Nous sommes en Guadeloupe et en Martinique dans une phase charnière. L’irruption de l’intelligence artificielle dans l’économie mondiale agit comme un révélateur brutal des fragilités structurelles de nos territoires. Faute d’anticipation politique et de stratégie industrielle cohérente, le risque de déclassement économique et technologique devient tangible.
Une économie structurellement déséquilibrée
Aux Antilles françaises, le débat sur l’emploi révèle depuis des décennies les déséquilibres d’un modèle économique dominé par le secteur public, le commerce importateur et des services à faible valeur ajoutée. La formation locale, souvent généraliste et orientée vers des métiers administratifs saturés, demeure insuffisamment connectée aux besoins technologiques et productifs.

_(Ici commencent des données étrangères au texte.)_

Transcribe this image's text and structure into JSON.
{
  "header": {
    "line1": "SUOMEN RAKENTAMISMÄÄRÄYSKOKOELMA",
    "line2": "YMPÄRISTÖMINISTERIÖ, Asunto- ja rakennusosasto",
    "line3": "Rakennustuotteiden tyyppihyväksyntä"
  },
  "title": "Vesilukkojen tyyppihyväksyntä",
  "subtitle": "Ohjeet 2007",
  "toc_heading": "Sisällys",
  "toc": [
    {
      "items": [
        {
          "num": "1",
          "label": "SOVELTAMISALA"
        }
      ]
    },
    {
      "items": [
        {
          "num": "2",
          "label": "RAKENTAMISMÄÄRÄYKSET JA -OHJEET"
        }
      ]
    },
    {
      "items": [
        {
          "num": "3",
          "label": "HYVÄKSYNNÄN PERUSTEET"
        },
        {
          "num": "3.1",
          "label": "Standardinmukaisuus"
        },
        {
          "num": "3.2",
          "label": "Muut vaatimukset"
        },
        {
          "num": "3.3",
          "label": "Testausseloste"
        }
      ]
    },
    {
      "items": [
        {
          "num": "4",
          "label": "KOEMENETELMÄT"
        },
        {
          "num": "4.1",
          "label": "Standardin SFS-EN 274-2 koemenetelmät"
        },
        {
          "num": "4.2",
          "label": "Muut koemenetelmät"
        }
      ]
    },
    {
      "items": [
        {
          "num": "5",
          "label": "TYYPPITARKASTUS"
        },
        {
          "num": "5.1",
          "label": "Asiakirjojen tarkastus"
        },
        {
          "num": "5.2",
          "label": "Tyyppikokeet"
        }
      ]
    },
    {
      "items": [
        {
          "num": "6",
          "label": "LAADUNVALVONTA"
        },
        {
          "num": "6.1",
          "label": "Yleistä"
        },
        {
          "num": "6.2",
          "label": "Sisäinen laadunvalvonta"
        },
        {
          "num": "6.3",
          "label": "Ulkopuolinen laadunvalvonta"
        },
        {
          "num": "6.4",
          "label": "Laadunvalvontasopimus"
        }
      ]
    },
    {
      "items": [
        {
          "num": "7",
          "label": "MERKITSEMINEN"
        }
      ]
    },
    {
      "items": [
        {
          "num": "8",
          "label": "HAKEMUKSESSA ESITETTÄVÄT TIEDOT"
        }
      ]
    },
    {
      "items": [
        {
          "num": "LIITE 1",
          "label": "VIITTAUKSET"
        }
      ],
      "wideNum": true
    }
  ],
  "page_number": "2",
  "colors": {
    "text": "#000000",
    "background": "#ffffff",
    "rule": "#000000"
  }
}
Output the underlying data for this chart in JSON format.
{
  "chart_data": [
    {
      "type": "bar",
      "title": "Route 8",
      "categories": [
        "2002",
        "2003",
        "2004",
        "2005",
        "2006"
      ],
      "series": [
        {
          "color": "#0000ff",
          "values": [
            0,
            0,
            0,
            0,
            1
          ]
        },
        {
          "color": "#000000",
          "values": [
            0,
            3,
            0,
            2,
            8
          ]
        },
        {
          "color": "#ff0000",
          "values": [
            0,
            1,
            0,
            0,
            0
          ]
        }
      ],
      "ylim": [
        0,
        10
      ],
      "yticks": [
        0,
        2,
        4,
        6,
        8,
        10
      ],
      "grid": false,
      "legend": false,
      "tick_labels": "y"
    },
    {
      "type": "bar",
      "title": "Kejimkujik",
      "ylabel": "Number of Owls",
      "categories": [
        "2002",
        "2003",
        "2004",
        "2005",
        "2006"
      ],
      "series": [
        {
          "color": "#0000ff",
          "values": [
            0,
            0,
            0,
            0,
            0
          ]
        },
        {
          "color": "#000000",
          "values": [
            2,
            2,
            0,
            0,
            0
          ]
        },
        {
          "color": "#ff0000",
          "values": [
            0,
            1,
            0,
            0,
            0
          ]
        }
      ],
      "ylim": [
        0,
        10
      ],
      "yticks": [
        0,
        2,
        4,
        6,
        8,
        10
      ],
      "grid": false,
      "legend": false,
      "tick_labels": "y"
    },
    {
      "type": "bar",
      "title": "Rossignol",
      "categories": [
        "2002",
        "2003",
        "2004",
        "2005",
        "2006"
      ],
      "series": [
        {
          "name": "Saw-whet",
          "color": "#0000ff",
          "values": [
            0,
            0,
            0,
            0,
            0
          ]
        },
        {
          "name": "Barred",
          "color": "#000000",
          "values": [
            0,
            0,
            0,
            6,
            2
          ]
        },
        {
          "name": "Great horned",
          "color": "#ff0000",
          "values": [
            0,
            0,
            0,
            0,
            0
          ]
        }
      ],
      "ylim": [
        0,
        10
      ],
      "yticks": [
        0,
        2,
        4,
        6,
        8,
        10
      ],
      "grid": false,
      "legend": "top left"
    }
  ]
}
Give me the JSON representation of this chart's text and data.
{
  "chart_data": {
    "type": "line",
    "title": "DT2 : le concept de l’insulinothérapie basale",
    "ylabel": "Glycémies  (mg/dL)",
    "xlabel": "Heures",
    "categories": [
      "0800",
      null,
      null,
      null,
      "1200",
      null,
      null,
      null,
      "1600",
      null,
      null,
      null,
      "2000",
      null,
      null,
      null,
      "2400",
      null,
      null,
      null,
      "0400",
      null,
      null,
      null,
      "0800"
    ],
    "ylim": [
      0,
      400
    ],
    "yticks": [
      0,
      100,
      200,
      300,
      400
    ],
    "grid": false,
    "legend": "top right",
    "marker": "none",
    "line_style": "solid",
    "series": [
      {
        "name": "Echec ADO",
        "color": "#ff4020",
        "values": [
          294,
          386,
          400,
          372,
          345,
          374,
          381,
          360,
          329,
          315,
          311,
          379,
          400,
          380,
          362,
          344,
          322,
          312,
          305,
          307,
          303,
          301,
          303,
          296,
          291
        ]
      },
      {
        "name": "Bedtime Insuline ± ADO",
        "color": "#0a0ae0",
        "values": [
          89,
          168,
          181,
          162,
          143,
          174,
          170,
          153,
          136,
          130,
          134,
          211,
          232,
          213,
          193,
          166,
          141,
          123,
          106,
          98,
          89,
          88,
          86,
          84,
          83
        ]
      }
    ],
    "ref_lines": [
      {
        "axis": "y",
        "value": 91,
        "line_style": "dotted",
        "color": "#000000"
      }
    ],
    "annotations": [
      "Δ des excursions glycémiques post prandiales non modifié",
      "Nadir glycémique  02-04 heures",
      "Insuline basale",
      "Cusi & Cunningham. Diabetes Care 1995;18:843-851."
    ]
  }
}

Le recrutement de cadres venus de l’Hexagone est régulièrement justifié par un déficit local de compétences techniques, numériques ou managériales. Cette réalité, déjà problématique hier, devient critique à l’ère de l’intelligence artificielle.
L’intelligence artificielle : accélérateur des fractures existantes
L’IA automatise les tâches répétitives, administratives et logistiques. Les emplois intermédiaires, longtemps perçus comme stables, sont aujourd’hui directement exposés. Les caisses automatiques, les algorithmes de gestion, les chatbots et les outils d’analyse de données transforment profondément le commerce, l’administration et les services.
Cette mutation exige des compétences en data, en supervision de systèmes automatisés et en management technologique. Or ces compétences supposent des parcours de formation anticipés et exigeants qui font aujourd’hui défaut localement.
Un paradoxe explosif : chômage massif et importation de compétences
Les Antilles comptent des dizaines de milliers de chômeurs chroniques, tout en important des compétences pour des postes jugés en tension. Ce déséquilibre alimente l’exil des jeunes diplômés vers la métropole et nourrit localement un sentiment d’éviction économique.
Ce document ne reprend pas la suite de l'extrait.